Thursday, February 27, 2014

Football Nation

All the game's bumping and banging is over for this year, oh sure, "the want to be's" are working out for the owner's who wish to hire some college players. During this thing called NFL Scouting Combine where, I theorize, players are treated something like slaves were back around Civil War time. Inspected and measured : they sprint against the clock, they lift weights in counted repetitions, they jump up as high as they can, and maybe they're not pinched and fondled as of old, but they are ogled at non the less.
Seems the owner's are extremely active in their interests of accumulating flesh in this marketplace. 

Owners have maneuvered present ball players along with retired players to accept a lump sum payment to offset potential costs which could arise from maladies stemming from football based concussions.
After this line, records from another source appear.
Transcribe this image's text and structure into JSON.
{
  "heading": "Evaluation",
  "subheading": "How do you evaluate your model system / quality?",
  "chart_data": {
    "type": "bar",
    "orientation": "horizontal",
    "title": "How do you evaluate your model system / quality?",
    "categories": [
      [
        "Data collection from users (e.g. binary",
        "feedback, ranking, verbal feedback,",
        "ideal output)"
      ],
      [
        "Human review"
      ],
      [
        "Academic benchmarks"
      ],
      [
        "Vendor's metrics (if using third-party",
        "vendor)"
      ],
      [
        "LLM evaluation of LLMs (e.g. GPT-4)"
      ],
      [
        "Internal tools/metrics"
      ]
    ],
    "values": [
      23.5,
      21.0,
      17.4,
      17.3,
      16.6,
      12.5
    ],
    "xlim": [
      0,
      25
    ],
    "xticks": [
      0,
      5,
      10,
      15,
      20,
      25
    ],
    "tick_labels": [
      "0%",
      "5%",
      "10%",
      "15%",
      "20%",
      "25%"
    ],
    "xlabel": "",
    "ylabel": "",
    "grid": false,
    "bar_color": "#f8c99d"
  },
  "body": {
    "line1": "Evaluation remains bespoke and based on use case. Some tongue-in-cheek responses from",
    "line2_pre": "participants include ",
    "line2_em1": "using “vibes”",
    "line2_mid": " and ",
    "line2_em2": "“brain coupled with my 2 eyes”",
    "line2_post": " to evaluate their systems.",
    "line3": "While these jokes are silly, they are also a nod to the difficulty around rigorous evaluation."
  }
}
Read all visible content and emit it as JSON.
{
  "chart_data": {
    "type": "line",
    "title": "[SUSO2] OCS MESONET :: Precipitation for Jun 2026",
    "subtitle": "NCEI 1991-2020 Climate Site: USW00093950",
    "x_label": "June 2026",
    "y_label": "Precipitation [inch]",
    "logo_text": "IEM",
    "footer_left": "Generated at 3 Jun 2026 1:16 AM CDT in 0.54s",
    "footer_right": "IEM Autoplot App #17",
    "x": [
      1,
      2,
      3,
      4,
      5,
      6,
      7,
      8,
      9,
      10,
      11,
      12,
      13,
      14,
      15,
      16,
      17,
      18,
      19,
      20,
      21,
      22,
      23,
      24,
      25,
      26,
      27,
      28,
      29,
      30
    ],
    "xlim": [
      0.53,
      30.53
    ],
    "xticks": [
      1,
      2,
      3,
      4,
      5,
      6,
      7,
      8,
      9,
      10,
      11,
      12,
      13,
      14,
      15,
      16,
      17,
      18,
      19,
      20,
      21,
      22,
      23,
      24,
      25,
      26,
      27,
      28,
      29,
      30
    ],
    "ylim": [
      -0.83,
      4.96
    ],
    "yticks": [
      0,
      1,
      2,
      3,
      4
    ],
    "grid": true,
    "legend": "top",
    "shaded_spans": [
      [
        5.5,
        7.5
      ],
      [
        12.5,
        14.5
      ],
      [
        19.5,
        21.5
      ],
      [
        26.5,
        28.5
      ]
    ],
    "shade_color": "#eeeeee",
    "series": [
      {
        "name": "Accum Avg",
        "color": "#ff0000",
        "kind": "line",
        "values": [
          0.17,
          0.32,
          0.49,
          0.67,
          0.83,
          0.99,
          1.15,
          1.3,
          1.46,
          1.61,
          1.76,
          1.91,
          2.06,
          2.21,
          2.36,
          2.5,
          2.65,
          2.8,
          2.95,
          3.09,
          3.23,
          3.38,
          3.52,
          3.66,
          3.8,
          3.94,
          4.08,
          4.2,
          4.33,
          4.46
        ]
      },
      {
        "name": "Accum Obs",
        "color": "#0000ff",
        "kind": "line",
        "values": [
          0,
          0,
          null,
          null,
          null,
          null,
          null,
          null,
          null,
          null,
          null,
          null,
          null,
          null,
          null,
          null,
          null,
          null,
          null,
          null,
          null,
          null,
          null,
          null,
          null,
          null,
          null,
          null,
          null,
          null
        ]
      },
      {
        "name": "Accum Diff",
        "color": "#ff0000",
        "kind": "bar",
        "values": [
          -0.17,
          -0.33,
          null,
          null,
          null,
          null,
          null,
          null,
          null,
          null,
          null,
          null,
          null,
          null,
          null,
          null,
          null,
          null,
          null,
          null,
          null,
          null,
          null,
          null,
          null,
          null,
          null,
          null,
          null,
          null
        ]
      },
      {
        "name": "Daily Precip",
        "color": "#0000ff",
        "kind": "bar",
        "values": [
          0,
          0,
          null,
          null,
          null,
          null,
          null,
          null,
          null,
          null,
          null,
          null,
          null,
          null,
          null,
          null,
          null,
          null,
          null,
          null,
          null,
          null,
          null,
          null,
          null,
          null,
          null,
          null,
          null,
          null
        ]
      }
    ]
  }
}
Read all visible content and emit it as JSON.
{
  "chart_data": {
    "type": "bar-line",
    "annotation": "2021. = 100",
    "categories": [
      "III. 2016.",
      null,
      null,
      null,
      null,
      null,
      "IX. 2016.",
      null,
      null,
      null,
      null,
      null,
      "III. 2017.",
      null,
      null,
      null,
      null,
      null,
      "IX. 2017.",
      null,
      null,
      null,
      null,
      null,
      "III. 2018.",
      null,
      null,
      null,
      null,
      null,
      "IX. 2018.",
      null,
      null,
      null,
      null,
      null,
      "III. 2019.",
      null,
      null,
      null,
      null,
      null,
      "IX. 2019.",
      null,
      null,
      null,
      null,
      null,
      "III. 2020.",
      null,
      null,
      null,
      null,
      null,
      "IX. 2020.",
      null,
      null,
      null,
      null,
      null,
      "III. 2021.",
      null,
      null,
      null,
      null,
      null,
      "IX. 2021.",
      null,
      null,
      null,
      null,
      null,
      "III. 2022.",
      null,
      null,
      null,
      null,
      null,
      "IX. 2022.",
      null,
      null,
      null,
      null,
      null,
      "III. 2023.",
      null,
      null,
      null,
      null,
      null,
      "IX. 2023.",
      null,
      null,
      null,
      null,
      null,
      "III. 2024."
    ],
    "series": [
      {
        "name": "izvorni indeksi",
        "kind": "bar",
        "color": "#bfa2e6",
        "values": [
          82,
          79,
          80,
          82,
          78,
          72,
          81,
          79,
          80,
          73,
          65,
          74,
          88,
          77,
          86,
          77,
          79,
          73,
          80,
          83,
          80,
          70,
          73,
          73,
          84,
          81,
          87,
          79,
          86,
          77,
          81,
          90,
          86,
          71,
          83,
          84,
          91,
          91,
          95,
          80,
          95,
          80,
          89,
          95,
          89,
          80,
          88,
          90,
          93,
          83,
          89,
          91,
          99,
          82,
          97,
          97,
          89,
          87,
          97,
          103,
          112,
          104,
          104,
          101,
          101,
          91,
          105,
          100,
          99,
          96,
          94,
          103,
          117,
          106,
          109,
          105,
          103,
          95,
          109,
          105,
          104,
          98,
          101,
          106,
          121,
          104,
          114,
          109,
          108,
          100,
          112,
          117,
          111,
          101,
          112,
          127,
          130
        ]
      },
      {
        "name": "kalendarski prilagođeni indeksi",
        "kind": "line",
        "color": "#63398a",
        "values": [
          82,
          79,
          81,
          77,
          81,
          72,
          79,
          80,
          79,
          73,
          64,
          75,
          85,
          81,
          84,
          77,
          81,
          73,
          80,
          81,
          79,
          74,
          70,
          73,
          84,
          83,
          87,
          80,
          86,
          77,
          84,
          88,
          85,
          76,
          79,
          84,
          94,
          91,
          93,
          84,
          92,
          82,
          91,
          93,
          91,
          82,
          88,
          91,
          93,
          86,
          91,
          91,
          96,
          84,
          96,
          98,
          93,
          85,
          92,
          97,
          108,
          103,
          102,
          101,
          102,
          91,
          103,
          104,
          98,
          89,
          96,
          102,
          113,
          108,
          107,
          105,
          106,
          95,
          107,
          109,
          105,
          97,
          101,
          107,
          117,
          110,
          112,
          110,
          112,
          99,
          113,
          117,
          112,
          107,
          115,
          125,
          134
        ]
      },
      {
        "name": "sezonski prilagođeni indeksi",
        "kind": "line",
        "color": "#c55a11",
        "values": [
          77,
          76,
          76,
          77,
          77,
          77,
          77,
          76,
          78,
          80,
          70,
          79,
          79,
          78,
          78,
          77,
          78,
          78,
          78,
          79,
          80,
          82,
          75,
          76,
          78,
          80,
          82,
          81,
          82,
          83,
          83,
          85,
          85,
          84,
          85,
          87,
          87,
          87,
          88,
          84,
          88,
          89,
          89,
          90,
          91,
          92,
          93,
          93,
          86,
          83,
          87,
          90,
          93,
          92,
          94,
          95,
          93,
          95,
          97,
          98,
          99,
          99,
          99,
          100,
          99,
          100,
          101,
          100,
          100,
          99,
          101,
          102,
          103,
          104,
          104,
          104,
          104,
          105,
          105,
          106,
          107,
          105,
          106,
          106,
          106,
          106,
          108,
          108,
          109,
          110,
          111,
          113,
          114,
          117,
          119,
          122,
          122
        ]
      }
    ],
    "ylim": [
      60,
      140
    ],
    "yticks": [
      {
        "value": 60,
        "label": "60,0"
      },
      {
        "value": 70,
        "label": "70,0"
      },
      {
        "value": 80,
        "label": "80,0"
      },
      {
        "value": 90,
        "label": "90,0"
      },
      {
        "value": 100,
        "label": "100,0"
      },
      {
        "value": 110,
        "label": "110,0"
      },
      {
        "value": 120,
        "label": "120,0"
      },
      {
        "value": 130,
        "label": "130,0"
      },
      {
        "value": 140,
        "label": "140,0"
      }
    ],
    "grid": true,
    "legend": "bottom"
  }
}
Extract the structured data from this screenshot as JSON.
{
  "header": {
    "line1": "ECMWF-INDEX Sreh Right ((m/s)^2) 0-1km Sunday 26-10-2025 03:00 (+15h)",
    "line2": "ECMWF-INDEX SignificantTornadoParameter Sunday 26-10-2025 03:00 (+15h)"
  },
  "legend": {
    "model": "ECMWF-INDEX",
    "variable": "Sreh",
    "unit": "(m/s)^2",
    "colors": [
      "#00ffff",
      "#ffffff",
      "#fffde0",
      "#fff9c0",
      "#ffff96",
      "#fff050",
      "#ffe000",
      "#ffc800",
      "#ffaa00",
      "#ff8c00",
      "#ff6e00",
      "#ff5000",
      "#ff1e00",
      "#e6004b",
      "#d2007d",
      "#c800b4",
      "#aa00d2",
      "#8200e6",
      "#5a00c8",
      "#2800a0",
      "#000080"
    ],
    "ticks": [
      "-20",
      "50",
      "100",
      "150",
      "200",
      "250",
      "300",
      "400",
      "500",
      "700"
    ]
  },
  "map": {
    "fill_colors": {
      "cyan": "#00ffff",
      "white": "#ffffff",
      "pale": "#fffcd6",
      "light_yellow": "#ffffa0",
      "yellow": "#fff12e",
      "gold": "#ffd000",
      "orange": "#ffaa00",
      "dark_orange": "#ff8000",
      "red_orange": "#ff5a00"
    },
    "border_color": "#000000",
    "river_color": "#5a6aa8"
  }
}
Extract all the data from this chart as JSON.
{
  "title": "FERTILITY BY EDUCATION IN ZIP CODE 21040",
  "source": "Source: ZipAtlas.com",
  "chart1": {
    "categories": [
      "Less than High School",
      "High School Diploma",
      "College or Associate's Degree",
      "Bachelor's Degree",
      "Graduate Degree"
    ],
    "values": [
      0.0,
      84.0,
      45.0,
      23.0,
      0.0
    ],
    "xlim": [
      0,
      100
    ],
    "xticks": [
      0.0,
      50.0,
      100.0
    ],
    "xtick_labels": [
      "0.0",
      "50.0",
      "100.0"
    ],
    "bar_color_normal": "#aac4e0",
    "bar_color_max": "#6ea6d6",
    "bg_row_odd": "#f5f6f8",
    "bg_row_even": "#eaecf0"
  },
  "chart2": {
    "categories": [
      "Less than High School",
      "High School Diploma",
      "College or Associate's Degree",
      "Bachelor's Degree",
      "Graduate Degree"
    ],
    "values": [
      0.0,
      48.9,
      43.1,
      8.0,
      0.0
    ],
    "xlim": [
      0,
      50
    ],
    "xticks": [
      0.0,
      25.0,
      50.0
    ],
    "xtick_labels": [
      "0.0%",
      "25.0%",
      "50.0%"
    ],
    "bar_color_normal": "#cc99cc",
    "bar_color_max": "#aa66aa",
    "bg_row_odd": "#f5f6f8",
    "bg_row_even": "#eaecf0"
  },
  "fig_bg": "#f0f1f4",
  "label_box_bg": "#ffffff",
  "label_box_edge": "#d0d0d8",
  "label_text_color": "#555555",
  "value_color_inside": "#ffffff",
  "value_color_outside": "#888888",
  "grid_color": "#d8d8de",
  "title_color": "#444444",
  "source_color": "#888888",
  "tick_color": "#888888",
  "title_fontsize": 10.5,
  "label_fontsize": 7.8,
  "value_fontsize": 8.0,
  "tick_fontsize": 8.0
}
Owners act when their pocketbooks are affected. How, you ask, could the owner's effect the game of football in a positive way while keeping the game moving in a  safer direction. Thinking of pocketbook issues, owner's seem to stay in the black because of television royalties but, I would think, everyone of them wants to win and winning the Superbowl is the ultimate prize. 

To force owners to make the game safer, I suggest, the contests need some changes. In an effort to level the playing field and leave the outcome of the game to the players on the field, a system of penalties was devised to punish offenders. Never fully appreciated, it seems to me, that penalty should fit the crime. Does the loss of yardage or loss of down really fit as a penalty for the weight of the infraction incurred ? Is it time to rethink the roll of the penalty in controlling the way the game is played ?

In my mind, emphatically the answer, is yes ! 

The issues that surround what we call thuggery must be curtailed to save the integrity of the game : punching, fighting, cursing ; grandstanding ; unsportsmanlike conduct ; all those elements, not of the athletics of the game, we know as football. 

It is time for implementation of a penalty box where offending players must sit out minutes in addition to their team losing yardage and/or a down when a penalty is assessed. I suggest owners and the player's representative begin talks about the possibility of a penalty box for football. Ice hockey does it and so does soccer ; in fact, they play on but with a player short. I would assess penalty box fouls first for those penalties that I itemize in the previous paragraph since they should not be part of the game of football. 

Owners would put added pressure on their coaching staff when their players disregard the rules of the contest. Thuggery, if allowed to continue to exist, will eventually bring down the game for spectators as we know it. Bullying is a negative in modern day life experiences and should not be part of the game of football.